The walls of the Medina were right across the street from the hotel, but it took a while to get to the old city’s entrance. Then there was a long walk past a large park to get to the shopping area. The hotel had supplied a crude map, and I took out Azziz’ card to see if I could locate his shop. I had no idea where I was, but a couple friendly guys noticed me and offered to help. One said Azziz was his cousin, but he knew of a better shop. I said, “Yeh right--everybody’s your cousin!” They seemed to have trouble locating Azziz’ shop on the map. He said, “But come see my friend’s shop--it’s right here!” I was tired of being taken in by self-appointed tour guides, but--just to get it over with--I said I’d take a peek. One of the guys led me across the street and around a corner, and I said, “Ou c’est?” Where is it? I got somewhat angry with him and started to walk away, but he was very persuasive, friendly, and smiling and insisted I come to the shop just to see, not to buy. Twenty minutes later we came to the shop on an unlikely, non-descript street. We walked into a room whose floor and walls were full of carpets; and I noticed a beautiful artistic design on the ceiling, and I couldn’t wait to take a picture. Then I started to notice the beauty and quality of the colorful carpets, and I was introduced to his friend, Saddek.

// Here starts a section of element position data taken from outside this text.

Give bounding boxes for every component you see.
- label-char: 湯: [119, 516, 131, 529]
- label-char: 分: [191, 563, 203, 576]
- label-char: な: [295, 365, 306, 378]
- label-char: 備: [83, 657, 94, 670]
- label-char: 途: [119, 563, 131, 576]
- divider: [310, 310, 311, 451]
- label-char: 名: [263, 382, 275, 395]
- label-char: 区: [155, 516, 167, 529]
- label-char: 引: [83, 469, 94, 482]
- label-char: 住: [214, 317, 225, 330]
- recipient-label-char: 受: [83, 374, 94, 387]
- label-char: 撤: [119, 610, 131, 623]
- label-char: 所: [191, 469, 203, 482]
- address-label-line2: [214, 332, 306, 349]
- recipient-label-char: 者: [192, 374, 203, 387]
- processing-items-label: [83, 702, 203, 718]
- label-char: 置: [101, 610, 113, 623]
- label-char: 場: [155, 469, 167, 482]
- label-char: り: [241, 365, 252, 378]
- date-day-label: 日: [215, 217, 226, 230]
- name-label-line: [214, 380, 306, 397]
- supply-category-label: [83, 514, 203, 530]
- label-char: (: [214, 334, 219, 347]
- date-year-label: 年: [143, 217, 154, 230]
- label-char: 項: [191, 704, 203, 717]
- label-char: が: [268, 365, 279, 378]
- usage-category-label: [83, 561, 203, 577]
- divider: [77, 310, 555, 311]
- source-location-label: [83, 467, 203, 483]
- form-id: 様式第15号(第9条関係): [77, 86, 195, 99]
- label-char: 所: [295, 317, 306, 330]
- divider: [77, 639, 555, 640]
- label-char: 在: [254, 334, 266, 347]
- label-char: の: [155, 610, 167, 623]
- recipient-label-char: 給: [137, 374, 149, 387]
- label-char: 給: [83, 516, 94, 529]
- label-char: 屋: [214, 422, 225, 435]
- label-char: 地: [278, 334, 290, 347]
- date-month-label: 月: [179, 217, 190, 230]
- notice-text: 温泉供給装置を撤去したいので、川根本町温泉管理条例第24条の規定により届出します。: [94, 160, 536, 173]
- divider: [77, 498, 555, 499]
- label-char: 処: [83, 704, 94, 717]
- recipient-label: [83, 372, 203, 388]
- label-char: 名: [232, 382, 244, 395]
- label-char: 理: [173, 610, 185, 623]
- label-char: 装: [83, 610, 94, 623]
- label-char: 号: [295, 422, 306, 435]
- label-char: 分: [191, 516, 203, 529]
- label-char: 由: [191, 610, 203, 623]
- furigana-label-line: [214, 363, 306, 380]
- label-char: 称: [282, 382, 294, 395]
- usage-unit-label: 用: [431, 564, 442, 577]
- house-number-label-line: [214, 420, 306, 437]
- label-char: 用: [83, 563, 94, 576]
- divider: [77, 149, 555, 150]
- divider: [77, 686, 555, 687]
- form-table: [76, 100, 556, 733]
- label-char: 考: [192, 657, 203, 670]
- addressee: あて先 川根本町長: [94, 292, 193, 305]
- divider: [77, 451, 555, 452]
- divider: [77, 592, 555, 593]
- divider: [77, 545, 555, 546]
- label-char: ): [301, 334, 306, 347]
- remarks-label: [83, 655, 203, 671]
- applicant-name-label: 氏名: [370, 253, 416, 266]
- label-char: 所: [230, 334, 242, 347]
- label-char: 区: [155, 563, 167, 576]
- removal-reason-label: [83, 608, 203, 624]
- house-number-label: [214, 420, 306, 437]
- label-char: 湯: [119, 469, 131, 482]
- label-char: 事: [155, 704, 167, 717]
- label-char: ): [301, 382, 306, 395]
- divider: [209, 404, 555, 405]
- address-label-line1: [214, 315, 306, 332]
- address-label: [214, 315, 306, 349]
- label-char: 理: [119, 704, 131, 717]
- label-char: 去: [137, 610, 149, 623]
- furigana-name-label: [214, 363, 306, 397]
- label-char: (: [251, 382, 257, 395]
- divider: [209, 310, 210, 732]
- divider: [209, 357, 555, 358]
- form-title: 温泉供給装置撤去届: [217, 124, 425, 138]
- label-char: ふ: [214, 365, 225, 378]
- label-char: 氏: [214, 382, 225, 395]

Saddek gave me a great Carpet 101 class and showed me a large variety of colorful new carpets, as well as some old carpets which have a special value. He also showed me silk carpets and hangings. I wasn’t in the mood for such an intense sales pitch, however, and after refusing his smallest wall hanging, I left. His friend asked for a tip, and I refused, telling him, I hadn’t asked for his services (which I regret, but I was cranky from lack of sleep). If you want to see...[there are some pics of the beautiful carpets in the photo gallery below]

Hello From Marrakech

I had lunch at a very small restaurant and met a nice young man named Moosta. He wanted to take me to his home in the [Atlas] mountains near Marrakech, and, if I can, I’ll return to Marrakech before I leave Morocco.

There were many internet cafes, so I checked my e-mail, and started walking back to the hotel. I got way lost, however--the place is huge--and ended up taking a cab. I took a quality nap, and then walked back to the Medina for the evening’s festivities.

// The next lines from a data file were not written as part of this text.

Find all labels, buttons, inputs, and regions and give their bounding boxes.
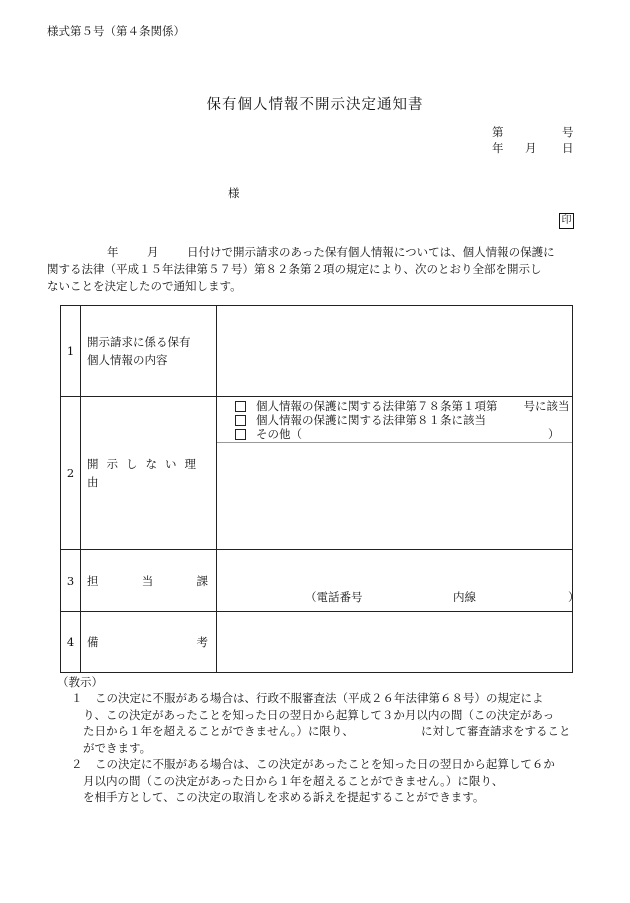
label-char: 当 bbox=[141, 573, 154, 588]
note-line: この決定に不服がある場合は、この決定があったことを知った日の翌日から起算して６か bbox=[95, 757, 555, 771]
table-row bbox=[61, 550, 573, 612]
phone-label: （電話番号 bbox=[305, 590, 363, 604]
note-number: ２ bbox=[71, 757, 83, 771]
note-line: 月以内の間（この決定があった日から１年を超えることができません。）に限り、 bbox=[83, 773, 504, 788]
intro-month: 月 bbox=[147, 245, 159, 259]
doc-no-prefix: 第 bbox=[492, 125, 504, 139]
note-number: １ bbox=[71, 691, 83, 705]
checkbox[interactable] bbox=[235, 415, 246, 426]
note-line: ができます。 bbox=[83, 740, 152, 755]
seal-stamp: 印 bbox=[559, 213, 574, 229]
table-row bbox=[61, 306, 573, 397]
intro-paragraph bbox=[47, 244, 577, 295]
checkbox[interactable] bbox=[235, 401, 246, 412]
intro-line3: ないことを決定したので通知します。 bbox=[47, 279, 242, 293]
date-day: 日 bbox=[562, 141, 574, 155]
reason-text: 個人情報の保護に関する法律第８１条に該当 bbox=[256, 413, 486, 427]
doc-no-suffix: 号 bbox=[562, 125, 574, 139]
table-row bbox=[61, 397, 573, 550]
row-number: 3 bbox=[61, 550, 81, 612]
reason-detail[interactable] bbox=[217, 443, 572, 547]
label-char: 課 bbox=[196, 573, 208, 588]
note-line: り、この決定があったことを知った日の翌日から起算して３か月以内の間（この決定があっ bbox=[83, 707, 555, 722]
addressee: 様 bbox=[228, 186, 240, 200]
row-label-remarks bbox=[81, 612, 217, 673]
reason-option-2[interactable] bbox=[217, 413, 572, 427]
row-label-reason bbox=[81, 397, 217, 550]
reason-text: 個人情報の保護に関する法律第７８条第１項第 bbox=[256, 399, 498, 413]
label-char: 備 bbox=[87, 635, 99, 649]
checkbox[interactable] bbox=[235, 429, 246, 440]
label-char: 考 bbox=[196, 635, 208, 649]
page-title: 保有個人情報不開示決定通知書 bbox=[206, 97, 424, 113]
intro-year: 年 bbox=[107, 245, 119, 259]
reason-text: 号に該当 bbox=[523, 399, 570, 413]
label-line: 個人情報の内容 bbox=[87, 353, 168, 367]
reason-cell bbox=[217, 397, 573, 550]
phone-close: ） bbox=[568, 590, 580, 604]
row-label-section bbox=[81, 550, 217, 612]
notes-heading: （教示） bbox=[57, 675, 103, 689]
note-line: た日から１年を超えることができません。）に限り、 bbox=[83, 724, 354, 738]
row-number: 1 bbox=[61, 306, 81, 397]
row-number: 4 bbox=[61, 612, 81, 673]
note-line: この決定に不服がある場合は、行政不服審査法（平成２６年法律第６８号）の規定によ bbox=[95, 691, 544, 705]
intro-line2: 関する法律（平成１５年法律第５７号）第８２条第２項の規定により、次のとおり全部を開示し bbox=[47, 262, 542, 276]
row-label-content bbox=[81, 306, 217, 397]
extension-label: 内線 bbox=[453, 590, 476, 604]
note-line: を相手方として、この決定の取消しを求める訴えを提起することができます。 bbox=[83, 790, 485, 804]
label-line: 開示請求に係る保有 bbox=[87, 335, 191, 349]
table-row bbox=[61, 612, 573, 673]
date-year: 年 bbox=[492, 141, 504, 155]
content-value[interactable] bbox=[217, 306, 573, 397]
notes-item-1 bbox=[63, 690, 583, 756]
reason-text: その他（ bbox=[256, 427, 302, 441]
section-cell[interactable] bbox=[217, 550, 580, 612]
date-month: 月 bbox=[525, 141, 537, 155]
intro-line1: 日付けで開示請求のあった保有個人情報については、個人情報の保護に bbox=[187, 245, 555, 259]
remarks-cell[interactable] bbox=[217, 612, 573, 673]
notes-item-2 bbox=[63, 756, 583, 806]
label-line: 開示しない理由 bbox=[87, 457, 204, 489]
reason-text: ） bbox=[548, 427, 560, 441]
reason-option-3[interactable] bbox=[217, 427, 572, 441]
label-char: 担 bbox=[87, 573, 99, 588]
row-number: 2 bbox=[61, 397, 81, 550]
reason-option-1[interactable] bbox=[217, 399, 572, 413]
note-line: に対して審査請求をすること bbox=[421, 724, 571, 738]
form-number: 様式第５号（第４条関係） bbox=[47, 24, 185, 38]
decision-table bbox=[60, 305, 580, 673]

I took a long walk through the alleyways of the old part of the Medina, and the shops were similar to those I’d seen in Fes and Casablanca. I visited the snake charmers and then had coffee in a cafe overlooking the large open area, which, I understand, used to be the slave-trading area. Then the crowds came.

Lots of young people, Moroccan families, and others, filled the open area, and many food vendors started setting up. The sun went down, but the huge mounds of food were lit up, and it was a magical atmosphere. The Berber drumming, which accompanied their dancers and acrobats, filled the air constantly. It was a party! I sat down and had a delicious dinner of salad, fried fish, and potatoes--maybe the best food I’ve had in Morocco--for $4.

I went back to the Medina the next day, had some great fresh-squeezed orange juice, but never did find Azziz (from the train) or his shop. I finally noticed on his card that he sells carpets!

As I was leaving Marrakech, I waited for the train as I sat cross-legged on the cement train platform shown in the picture above. Several others were also waiting, and I struck up a conversation with a man who spoke particularly good English. We spoke about general things, and I asked him where he was from. He said he was visiting Morocco from Liberia. I asked him if he knew Charles Taylor, the recently resigned president of Liberia who had been accused (and was later convicted) of particularly brutal war crimes. The man refused to answer me and just smiled.

Another younger gentleman was sitting next to me on the cement, and he spoke very little English. We smiled at each other and spoke in friendly phrases for a few minutes. Then he made a point to show me his cell phone. There was displayed a crude  graphic, showing an airplane crashing into two towers playing over and over in a loop.